If an employer pays a covered employee remuneration for both medical and other services during a calendar year, the employer must make a reasonable, good faith allocation between remuneration for the two types of services. The organization may rely on a reasonable allocation in an employment agreement that explicitly allocates the compensation between medical services and other services. Liability
Liability. The common law employer, as generally determined for federal tax purposes, is liable for the excise tax under section 4960, even if the compensation is paid by an affiliate of the common law employer. A common-law employer may not avoid treating a payment as a remuneration by reason of a third-party payor arrangement.

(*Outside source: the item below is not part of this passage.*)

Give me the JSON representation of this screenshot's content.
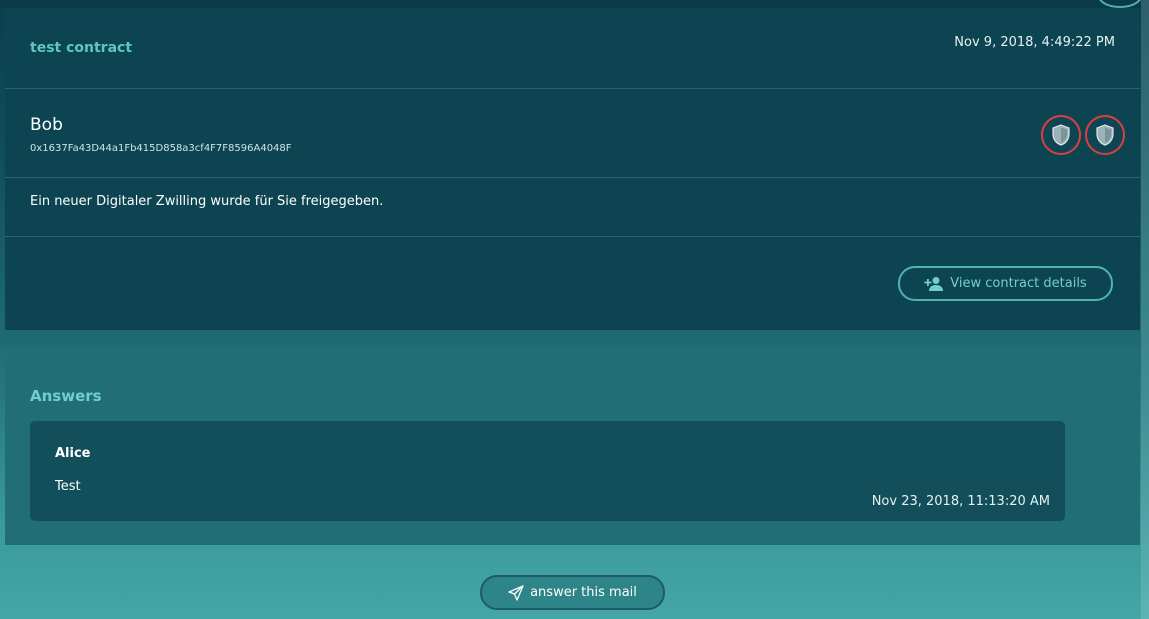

If an ATEO and a related organization are both common law employers of a covered employee, each employer is liable for its proportionate share of the excise tax, even if the related organization is a for-profit or governmental entity. Miscellaneous Issues
Year Used to Calculate Excise Tax. The guidance clarifies that the excise tax on excess remuneration and excess parachute payments is calculated based on excess remuneration paid and excess parachute payments made during the calendar year ending with or within the employer’s taxable year.
Relationship to Sections 4958 and 4941. The imposition of a section 4960 excise tax does not determine whether the remuneration paid to the covered employee is excessive or unreasonable compensation and subject to tax under section 4958, which imposes a tax on excess benefit transactions. An excess benefit transaction is any transaction in which an ATEO provides an economic benefit to or for certain employees that exceeds the value of services provided by certain employees. Similarly, the imposition of a section 4960 excise tax is not determinative as to whether the remuneration is excessive or unreasonable compensation for purposes of section 4941. Section 4941 imposes a tax on self-dealing, which includes the payment of excessive or unreasonable compensation to certain employees.
Reporting of Excise Tax. ATEOs are required to report an excise tax payable under section 4960 on IRS Form 4720, within 4 1/2 months after the end of the ATEO’s fiscal year (May 15th for calendar year organizations), although an extension may be obtained.
Effective Date and Grandfathering. Section 4960 applies to taxable years beginning after December 31, 2017. Remuneration paid prior to the first taxable year that begins after the effective date (paid prior to January 1, 2018 for calendar year organizations) is not subject to the excise tax. Surprisingly, the IRS refused to issue grandfathering rules that would exempt from section 4960 any compensation arrangements that were subject to a written binding contract in effect as of November 2, 2017, similar to the grandfathering rules under section 162(m) of the Code, which apply to the deductibility of compensation in excess of $1 million payable by publicly traded corporations. The IRS merely noted that compensation that became vested prior to January 1, 2018 would have been considered “paid” prior to the effective date of section 4960, and therefore such vested compensation (but not subsequent earnings) would not be subject to section 4960.